From the diary of Ching Shan we obtain an estimate of Tzŭ Hsi’s character, formed by one who had enjoyed for years continual opportunities of studying her at close quarters—an estimate which was, and is, confirmed by the popular verdict, the common report of the tea-houses and market places of the capital. Despite her swiftly changing and uncontrolled moods, her childish lack of moral sense, her unscrupulous love of power, her fierce passions and revenges, Tzŭ Hsi was no more the savage monster described by “Wen Ching,” than she was the benevolent, fashion-plate Lady Bountiful of the American magazines. She was simply a woman of unusual courage and vitality, of strong will and unbounded ambition, a woman and an Oriental, living out her life by such lights as she knew, and in accordance with the traditions of her race and caste. Says Ching Shan in the Diary: “The nature of the Empress is peace-loving: she has seen many springs and autumns. I myself know well her refined and gentle tastes, her love of painting, poetry and the theatre. When in a good mood she is the most amiable and tractable of women, but at times her rage is awful to witness.” Here we have the woman drawn from life, without arrière pensée, by a just but sympathetic observer, the woman who could win, and hold, the affectionate loyalty of the greatest men of her time, not to speak of that of her retainers and serving maids; the woman whose human interest and sympathy in everything around her, were not withered by age nor staled by custom; yet who, at a word, could send the fierce leaders of the Boxers cowering from her presence.
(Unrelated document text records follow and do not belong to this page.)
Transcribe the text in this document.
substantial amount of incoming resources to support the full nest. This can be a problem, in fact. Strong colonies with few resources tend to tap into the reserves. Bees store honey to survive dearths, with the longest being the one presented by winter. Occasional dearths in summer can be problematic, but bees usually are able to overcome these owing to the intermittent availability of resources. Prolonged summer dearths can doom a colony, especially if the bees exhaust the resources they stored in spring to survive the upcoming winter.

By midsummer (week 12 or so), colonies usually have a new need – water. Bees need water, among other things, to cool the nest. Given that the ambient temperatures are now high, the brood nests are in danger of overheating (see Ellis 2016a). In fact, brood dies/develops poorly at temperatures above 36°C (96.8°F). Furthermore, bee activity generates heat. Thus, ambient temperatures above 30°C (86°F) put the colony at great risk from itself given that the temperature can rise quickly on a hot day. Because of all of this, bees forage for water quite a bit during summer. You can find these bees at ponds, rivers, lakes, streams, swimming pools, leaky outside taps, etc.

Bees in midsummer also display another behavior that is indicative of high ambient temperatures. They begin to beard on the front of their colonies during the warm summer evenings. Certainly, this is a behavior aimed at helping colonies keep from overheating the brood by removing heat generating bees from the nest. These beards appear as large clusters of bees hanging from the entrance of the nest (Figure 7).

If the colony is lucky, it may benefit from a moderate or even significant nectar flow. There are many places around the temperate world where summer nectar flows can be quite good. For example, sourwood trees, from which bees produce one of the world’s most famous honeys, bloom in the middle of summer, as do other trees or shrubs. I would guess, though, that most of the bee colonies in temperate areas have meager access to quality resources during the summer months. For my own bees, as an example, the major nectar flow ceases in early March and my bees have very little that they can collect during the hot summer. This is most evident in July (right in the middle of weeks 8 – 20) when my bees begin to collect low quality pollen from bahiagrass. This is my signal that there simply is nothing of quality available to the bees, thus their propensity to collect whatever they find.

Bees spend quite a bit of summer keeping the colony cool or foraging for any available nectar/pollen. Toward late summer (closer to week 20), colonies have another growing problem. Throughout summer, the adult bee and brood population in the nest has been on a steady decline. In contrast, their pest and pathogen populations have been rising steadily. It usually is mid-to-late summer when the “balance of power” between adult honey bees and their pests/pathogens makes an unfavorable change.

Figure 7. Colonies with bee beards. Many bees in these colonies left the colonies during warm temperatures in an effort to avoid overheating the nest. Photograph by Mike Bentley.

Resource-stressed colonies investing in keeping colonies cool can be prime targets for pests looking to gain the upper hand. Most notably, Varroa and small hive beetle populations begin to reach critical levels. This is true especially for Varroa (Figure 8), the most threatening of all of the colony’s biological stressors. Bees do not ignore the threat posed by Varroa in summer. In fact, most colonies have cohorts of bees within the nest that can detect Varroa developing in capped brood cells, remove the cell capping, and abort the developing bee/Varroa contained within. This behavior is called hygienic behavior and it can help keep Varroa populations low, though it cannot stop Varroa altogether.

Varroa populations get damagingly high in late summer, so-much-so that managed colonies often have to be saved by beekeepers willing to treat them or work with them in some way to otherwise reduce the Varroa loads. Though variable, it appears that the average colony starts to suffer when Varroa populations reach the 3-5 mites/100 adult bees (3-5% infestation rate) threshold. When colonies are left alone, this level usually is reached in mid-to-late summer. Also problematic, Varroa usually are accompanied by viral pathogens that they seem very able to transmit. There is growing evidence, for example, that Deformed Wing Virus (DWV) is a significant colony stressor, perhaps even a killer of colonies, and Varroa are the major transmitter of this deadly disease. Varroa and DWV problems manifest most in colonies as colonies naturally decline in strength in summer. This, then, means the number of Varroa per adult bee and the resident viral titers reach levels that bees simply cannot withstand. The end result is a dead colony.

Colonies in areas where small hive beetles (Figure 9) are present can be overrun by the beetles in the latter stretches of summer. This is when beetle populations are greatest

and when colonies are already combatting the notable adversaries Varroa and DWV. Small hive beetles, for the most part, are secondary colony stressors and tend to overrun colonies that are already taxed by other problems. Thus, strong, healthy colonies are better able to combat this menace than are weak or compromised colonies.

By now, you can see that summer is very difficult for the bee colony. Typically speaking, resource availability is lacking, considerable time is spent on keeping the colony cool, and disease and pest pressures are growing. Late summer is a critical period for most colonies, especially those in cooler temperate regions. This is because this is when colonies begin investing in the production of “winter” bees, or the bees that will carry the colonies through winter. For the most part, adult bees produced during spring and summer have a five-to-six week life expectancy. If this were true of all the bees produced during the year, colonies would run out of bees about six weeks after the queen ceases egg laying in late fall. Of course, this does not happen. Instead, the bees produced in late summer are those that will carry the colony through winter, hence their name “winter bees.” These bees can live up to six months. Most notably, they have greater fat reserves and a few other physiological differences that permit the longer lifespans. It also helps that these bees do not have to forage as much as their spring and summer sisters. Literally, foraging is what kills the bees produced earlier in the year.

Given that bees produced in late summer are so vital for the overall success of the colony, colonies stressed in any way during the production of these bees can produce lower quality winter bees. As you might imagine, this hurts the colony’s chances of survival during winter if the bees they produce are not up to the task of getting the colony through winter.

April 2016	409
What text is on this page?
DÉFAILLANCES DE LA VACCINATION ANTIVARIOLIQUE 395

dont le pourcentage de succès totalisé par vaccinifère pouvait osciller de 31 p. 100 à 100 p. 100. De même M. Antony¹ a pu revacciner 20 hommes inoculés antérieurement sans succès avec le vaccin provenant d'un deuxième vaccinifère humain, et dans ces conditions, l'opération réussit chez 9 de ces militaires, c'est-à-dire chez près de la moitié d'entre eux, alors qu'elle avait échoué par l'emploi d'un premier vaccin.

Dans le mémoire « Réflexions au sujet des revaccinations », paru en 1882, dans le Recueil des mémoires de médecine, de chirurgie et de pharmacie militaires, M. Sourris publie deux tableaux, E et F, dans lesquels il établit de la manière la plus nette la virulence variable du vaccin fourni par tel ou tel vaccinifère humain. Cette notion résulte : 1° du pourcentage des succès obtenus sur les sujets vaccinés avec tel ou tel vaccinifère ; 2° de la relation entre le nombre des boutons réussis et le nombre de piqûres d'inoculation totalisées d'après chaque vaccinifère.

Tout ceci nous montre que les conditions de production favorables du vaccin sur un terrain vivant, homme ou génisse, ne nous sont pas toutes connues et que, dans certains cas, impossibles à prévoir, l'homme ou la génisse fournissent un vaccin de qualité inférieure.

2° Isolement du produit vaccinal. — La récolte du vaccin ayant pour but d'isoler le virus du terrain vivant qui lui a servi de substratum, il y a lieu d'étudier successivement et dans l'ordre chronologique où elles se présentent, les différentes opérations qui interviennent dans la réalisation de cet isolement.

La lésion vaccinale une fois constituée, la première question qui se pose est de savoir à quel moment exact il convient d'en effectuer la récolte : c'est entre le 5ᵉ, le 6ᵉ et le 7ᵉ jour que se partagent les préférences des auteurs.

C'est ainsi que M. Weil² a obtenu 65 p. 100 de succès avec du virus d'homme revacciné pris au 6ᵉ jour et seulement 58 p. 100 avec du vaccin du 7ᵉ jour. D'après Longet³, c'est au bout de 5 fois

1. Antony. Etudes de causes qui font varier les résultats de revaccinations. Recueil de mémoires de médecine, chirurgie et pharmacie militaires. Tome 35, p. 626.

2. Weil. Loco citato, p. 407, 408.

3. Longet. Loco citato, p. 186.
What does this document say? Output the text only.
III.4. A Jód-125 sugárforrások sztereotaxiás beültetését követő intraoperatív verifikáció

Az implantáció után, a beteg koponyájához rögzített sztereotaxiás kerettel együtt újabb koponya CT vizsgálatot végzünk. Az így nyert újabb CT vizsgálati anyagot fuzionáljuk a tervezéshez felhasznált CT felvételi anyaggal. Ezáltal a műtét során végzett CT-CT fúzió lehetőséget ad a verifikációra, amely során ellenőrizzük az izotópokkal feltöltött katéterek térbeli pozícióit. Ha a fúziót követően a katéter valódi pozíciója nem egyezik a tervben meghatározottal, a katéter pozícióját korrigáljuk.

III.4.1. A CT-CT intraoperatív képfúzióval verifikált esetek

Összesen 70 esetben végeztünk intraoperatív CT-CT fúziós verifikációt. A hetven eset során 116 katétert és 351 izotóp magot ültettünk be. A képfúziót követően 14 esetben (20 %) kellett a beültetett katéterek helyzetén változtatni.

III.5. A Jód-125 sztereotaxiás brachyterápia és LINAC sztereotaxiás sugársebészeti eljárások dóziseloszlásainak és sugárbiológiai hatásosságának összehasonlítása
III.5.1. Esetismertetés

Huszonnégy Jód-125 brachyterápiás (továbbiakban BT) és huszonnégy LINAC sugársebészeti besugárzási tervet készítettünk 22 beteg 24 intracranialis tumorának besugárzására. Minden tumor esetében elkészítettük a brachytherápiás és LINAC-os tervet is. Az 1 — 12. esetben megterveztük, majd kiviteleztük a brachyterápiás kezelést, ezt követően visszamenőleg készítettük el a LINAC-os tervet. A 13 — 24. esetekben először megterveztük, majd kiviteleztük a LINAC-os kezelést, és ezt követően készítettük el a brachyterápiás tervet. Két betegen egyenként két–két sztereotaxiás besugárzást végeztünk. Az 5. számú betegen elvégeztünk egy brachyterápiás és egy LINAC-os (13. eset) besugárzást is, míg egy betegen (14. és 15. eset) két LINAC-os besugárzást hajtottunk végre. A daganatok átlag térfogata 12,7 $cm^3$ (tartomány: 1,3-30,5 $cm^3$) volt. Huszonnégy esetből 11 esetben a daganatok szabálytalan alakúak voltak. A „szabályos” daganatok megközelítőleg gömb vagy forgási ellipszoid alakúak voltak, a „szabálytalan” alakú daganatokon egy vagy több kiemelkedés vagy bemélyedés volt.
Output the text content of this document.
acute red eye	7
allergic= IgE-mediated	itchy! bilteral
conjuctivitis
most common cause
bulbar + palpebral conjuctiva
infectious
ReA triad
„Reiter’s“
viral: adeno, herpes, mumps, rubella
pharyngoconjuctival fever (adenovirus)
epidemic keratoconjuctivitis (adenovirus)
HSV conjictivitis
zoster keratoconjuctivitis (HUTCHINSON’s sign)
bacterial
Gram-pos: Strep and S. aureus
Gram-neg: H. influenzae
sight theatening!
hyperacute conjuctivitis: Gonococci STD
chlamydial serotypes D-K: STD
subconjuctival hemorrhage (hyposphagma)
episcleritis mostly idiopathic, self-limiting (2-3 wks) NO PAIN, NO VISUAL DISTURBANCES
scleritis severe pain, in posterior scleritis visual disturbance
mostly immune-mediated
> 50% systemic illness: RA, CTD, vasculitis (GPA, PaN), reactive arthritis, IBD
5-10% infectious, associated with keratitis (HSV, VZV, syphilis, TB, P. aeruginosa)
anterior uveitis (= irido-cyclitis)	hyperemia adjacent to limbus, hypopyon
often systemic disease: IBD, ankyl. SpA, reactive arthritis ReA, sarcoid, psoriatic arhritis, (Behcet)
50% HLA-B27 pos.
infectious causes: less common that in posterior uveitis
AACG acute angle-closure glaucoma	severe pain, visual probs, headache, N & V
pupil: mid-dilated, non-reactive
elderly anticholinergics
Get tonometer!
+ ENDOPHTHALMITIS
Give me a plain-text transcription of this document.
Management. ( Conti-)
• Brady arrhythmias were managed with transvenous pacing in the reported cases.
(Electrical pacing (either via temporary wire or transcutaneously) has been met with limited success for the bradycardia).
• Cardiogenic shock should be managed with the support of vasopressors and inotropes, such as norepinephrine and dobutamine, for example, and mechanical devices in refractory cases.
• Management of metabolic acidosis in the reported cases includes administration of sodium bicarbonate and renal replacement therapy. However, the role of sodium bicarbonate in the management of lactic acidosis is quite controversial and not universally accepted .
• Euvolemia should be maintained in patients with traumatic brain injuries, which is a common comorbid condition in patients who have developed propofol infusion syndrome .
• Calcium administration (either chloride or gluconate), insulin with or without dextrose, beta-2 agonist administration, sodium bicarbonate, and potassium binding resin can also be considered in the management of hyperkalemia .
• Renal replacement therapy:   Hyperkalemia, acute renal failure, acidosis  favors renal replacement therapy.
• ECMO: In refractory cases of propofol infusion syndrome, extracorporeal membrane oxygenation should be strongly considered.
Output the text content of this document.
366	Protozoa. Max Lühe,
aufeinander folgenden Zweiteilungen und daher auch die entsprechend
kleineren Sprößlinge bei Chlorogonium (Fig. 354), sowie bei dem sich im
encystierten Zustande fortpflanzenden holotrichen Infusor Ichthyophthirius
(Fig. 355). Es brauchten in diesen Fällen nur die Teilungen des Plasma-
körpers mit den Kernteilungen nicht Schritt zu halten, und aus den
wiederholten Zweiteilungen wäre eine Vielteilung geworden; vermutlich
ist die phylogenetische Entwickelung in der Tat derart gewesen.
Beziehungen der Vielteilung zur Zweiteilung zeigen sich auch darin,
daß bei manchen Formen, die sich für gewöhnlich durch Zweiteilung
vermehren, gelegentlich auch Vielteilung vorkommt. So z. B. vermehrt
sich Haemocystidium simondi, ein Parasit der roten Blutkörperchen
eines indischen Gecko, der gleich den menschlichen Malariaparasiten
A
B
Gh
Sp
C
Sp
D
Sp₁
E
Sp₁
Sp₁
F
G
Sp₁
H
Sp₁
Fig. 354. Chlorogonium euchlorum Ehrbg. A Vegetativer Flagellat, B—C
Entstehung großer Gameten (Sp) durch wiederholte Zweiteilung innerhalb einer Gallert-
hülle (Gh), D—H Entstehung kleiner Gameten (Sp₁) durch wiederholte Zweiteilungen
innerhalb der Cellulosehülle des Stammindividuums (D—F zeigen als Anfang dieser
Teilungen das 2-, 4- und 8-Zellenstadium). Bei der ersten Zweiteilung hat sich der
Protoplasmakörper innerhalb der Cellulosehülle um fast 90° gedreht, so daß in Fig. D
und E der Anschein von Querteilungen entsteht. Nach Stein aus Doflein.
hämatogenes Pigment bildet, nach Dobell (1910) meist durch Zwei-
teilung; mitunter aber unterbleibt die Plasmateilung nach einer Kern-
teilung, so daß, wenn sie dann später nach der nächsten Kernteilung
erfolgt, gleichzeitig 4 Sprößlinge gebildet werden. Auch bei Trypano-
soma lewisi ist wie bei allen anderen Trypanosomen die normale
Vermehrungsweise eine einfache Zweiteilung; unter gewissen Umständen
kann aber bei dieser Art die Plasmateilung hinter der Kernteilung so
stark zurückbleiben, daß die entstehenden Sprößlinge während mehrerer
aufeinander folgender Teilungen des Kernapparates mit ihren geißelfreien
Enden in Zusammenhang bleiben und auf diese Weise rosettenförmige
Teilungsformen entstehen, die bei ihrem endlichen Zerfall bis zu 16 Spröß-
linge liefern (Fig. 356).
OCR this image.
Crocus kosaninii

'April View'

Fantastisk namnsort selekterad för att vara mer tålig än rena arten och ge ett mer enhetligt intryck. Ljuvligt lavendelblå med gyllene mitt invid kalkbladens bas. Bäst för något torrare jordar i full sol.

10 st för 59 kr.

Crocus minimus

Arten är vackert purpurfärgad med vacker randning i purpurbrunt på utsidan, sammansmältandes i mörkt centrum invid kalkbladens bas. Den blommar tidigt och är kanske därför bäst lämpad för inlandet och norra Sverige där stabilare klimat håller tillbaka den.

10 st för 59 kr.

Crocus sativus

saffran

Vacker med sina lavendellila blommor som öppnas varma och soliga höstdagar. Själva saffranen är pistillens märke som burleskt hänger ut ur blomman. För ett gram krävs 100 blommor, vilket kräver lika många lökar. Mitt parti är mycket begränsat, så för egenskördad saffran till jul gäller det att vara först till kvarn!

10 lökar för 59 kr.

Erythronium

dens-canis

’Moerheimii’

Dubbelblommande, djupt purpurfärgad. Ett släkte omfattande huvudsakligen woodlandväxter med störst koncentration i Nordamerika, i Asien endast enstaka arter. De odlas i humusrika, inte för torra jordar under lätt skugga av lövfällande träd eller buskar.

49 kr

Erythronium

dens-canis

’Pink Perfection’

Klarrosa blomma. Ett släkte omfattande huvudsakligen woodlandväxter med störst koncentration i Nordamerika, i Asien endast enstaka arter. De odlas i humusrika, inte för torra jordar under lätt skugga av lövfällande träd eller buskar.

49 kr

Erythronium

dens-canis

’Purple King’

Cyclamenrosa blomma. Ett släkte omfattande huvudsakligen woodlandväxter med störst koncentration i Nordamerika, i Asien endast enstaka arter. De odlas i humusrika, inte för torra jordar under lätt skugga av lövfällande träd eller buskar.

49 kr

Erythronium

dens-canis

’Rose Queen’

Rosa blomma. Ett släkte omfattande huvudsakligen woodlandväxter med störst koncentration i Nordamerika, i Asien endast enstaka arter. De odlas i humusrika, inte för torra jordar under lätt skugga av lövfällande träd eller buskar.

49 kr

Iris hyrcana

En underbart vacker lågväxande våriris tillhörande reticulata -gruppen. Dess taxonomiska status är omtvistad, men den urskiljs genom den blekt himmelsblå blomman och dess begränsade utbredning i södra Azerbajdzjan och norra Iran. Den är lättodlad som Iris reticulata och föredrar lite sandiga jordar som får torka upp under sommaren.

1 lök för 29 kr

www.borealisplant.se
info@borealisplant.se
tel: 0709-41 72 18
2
Souvent femme varie. Tzŭ Hsi, her own mistress and virtual ruler of the Empire at the age of twenty-four, had not had much occasion to learn to control either her moods or her passions. Hers, from the first, was the trick and temper of autocracy. Trained in the traditions of a Court where human lives count for little, where power maintains itself by pitiless and brutal methods, where treason and foul deeds lie in waiting for the first signs of the ruler’s weakness, how should she learn to put away from the Forbidden City the hideous barbarities of its ways?